Kann mir vielleicht schnell einer sagen ob meine Vermutung richtig ist, warum g2 hier null liefert?

Ich vermute weil der panel / dessen Graphics Objekt noch nicht vollständig initialisiert ist,
und ich versuchen mit diesem direkt zu zeichnen.

Die betreffende stelle ist markiert, egal wie ich auch versuche an das vollständig initialisierte Objekt zu gelangen fliegt hier immer eine NPE.

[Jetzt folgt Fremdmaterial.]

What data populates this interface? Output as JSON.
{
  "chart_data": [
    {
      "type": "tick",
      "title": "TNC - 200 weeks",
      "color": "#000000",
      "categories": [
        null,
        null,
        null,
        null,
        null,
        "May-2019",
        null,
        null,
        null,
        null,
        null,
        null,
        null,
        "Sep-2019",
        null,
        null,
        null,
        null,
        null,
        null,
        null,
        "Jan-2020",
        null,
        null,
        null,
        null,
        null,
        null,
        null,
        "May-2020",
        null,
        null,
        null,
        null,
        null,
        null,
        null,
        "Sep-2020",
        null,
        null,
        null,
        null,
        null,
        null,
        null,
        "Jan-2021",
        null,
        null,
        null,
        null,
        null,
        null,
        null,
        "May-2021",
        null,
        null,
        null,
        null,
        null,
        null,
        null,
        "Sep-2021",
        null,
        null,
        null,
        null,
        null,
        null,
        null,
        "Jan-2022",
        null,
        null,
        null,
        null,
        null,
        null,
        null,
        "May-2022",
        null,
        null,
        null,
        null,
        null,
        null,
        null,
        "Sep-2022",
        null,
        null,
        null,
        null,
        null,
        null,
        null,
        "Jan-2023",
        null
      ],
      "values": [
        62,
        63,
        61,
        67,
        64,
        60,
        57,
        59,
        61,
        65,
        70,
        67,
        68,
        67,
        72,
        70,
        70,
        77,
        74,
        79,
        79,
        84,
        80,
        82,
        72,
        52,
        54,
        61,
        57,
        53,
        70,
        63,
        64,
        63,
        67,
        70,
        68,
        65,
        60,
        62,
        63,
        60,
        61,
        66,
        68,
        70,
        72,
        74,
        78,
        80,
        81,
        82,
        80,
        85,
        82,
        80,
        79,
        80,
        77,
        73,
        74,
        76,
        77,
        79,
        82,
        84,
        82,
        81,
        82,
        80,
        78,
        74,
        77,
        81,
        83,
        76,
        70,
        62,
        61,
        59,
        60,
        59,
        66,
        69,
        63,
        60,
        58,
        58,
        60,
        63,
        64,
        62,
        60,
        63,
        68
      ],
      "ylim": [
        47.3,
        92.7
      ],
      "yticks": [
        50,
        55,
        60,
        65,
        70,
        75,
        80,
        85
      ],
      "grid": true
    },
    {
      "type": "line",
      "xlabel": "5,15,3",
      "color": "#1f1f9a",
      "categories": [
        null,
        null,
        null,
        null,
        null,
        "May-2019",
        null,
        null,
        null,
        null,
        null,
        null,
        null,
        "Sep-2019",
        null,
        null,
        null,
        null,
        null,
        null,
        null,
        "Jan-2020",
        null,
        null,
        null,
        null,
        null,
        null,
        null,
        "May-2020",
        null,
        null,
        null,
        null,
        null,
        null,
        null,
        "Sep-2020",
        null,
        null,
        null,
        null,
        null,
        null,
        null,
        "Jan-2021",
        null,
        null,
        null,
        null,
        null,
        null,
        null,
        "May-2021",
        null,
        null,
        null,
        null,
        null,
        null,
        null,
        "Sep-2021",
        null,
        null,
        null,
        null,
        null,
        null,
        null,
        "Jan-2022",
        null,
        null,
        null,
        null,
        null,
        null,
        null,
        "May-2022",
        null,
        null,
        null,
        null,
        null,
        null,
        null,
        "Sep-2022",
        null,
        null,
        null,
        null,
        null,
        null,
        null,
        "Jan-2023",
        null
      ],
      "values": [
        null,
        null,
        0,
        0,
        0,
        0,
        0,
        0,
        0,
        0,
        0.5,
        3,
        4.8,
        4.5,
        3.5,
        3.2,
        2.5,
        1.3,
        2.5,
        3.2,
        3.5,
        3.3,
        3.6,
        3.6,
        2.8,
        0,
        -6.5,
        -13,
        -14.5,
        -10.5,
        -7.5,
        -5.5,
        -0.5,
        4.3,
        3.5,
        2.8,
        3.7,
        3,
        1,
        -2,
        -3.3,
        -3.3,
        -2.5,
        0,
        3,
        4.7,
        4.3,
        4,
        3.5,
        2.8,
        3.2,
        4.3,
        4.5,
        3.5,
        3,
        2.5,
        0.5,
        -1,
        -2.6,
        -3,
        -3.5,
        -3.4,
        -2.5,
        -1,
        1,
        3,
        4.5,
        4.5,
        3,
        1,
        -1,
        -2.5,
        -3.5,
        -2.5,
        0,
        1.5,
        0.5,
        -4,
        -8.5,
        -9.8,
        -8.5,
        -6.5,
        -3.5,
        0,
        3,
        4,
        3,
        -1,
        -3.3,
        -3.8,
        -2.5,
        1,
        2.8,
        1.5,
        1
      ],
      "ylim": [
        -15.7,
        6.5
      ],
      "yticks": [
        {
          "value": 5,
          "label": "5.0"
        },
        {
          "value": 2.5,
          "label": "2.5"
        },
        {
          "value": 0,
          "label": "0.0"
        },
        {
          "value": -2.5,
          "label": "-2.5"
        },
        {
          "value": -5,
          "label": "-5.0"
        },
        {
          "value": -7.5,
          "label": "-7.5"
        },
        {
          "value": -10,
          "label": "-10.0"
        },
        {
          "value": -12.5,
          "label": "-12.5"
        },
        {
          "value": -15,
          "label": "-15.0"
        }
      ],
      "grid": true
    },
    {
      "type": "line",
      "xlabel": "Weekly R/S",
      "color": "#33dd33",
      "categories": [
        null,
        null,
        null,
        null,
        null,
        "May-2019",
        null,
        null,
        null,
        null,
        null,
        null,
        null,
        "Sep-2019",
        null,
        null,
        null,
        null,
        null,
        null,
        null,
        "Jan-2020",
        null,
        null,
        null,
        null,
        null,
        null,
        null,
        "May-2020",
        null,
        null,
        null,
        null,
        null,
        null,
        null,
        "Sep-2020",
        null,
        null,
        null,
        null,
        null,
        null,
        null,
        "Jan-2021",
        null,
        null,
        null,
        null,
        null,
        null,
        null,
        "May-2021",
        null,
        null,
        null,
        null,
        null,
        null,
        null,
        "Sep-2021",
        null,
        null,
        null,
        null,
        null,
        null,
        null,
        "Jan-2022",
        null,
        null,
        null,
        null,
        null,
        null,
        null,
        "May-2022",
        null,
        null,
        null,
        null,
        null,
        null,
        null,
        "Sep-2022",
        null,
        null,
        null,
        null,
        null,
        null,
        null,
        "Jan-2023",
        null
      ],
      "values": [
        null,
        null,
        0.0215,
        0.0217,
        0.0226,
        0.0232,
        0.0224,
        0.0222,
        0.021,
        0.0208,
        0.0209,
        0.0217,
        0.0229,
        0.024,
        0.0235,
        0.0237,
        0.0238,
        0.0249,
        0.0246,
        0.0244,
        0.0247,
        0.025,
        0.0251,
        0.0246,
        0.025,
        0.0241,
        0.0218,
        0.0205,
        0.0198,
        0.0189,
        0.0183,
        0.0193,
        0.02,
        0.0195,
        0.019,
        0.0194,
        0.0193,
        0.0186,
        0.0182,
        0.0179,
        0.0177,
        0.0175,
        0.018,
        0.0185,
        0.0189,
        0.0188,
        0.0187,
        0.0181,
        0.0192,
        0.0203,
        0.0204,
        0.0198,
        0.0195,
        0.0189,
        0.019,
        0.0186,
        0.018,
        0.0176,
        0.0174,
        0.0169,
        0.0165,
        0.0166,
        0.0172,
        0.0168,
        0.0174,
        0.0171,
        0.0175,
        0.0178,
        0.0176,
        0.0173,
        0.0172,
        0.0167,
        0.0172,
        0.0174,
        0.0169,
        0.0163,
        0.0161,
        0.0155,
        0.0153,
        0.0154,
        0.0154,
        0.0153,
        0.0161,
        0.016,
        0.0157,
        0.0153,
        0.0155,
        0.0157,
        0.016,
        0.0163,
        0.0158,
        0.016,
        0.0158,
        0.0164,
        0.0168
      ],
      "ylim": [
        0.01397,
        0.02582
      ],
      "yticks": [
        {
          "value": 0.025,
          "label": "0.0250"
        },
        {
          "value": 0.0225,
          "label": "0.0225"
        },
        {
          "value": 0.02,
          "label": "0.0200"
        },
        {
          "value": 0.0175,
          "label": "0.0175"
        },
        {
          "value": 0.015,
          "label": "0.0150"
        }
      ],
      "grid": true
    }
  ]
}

*Witzigerweise beim debuggen nicht o0.....*


```
public class GamePanel extends JPanel implements Runnable, KeyListener{
    private static final long serialVersionUID = 1L;
    
    //properties
    static int WIDHT	 = 320;
    static int HEIGHT	 = 240;
    static int SCALE	 = 2;
    
    //image
    BufferedImage image;
    Graphics g;
    
    //gameloop
    Thread gameLoop;
    boolean running;
    static int FPS = 60;
    static int targetTime = 1000 / FPS;

    public GamePanel() {
    	setProperties();
    	initialise();
	    startGameLoop();
    }
    
    private void setProperties(){
    	setPreferredSize(new Dimension(WIDHT *SCALE, HEIGHT * SCALE));
    	setFocusable(true);
    	requestFocus();
    }
    
    private void initialise(){
    	
    	image = new BufferedImage(WIDHT, HEIGHT, BufferedImage.TYPE_INT_RGB);
    	
    	g = image.getGraphics();
    	
    	running = true;
    }
    
    private void startGameLoop(){
    	
    	if(gameLoop == null){
    		gameLoop = new Thread(this);
    		gameLoop.start();
    	}
    }
    
    private void update() {}
    private void render() {}
    
    private void draw() {
    	
    	Graphics g2 = getGraphics();  // <-- bleibt null / ggf. weil panel noch nicht komplett initialisiert ?!
    	g2.drawImage(image, 0, 0, WIDHT, HEIGHT, null);
    	g2.dispose();
    }
    
	@Override
    public void keyTyped(KeyEvent e) {}

	@Override
    public void keyPressed(KeyEvent e) {}

	@Override
    public void keyReleased(KeyEvent e) {}

	@Override
    public void run() {
	    
		update();
		render();
		draw();
		
		try {
	        Thread.sleep(1000);
        } catch (Exception e) {
	        // TODO: handle exception
        }
    }

}
```

Das hier kommt beim debuggin heraus :

Was mich hier irritiert ist das laut Belegung hier ein Graphics2D Objekt geliefert wird, das ist hier aber nicht der Fall ...... 





Keine Exception !


und das hier wenn ich es normal ausführe :


```
Exception in thread "Thread-1" java.lang.NullPointerException
	at dev.eflow.game.main.GamePanel.draw(GamePanel.java:67)
	at dev.eflow.game.main.GamePanel.run(GamePanel.java:85)
	at java.lang.Thread.run(Unknown Source)
```

also fliegt quasi hier die NPE 


```
g2.drawImage(image, 0, 0, WIDHT, HEIGHT, null);

    // g2 ist hier angeblich null, aber warum dann beim debugging nicht ?
```


----------



## kaoZ (13. Jul 2014)

Wenn ich aber während der Normalen Ausführung 


```
if(g2 == null){
  System.out.println("g2 == NULL");
  System.exit(0);
}
```

scheint die Annahme doch korrekt zu sein das g2 null ist , aber warum passiert das nicht beim Debuggen, 

und liegt dann doch daran das vielleicht das Graphics Objekt noch nicht vollständig Initialisiert wurde , und falls dem so sein sollte, warum ? und wo kann ich sonst das vollständig Initialisierte Objekt herbekommen da ich dies ja brauche um direkt zu zeichnen, oder sollte vielleicht der erste aufruf von draw(); verzögert stattfinden ?


----------



## turtle (13. Jul 2014)

Das Graphics-Objekt ist in der Tat nicht vollständig initialisiert. 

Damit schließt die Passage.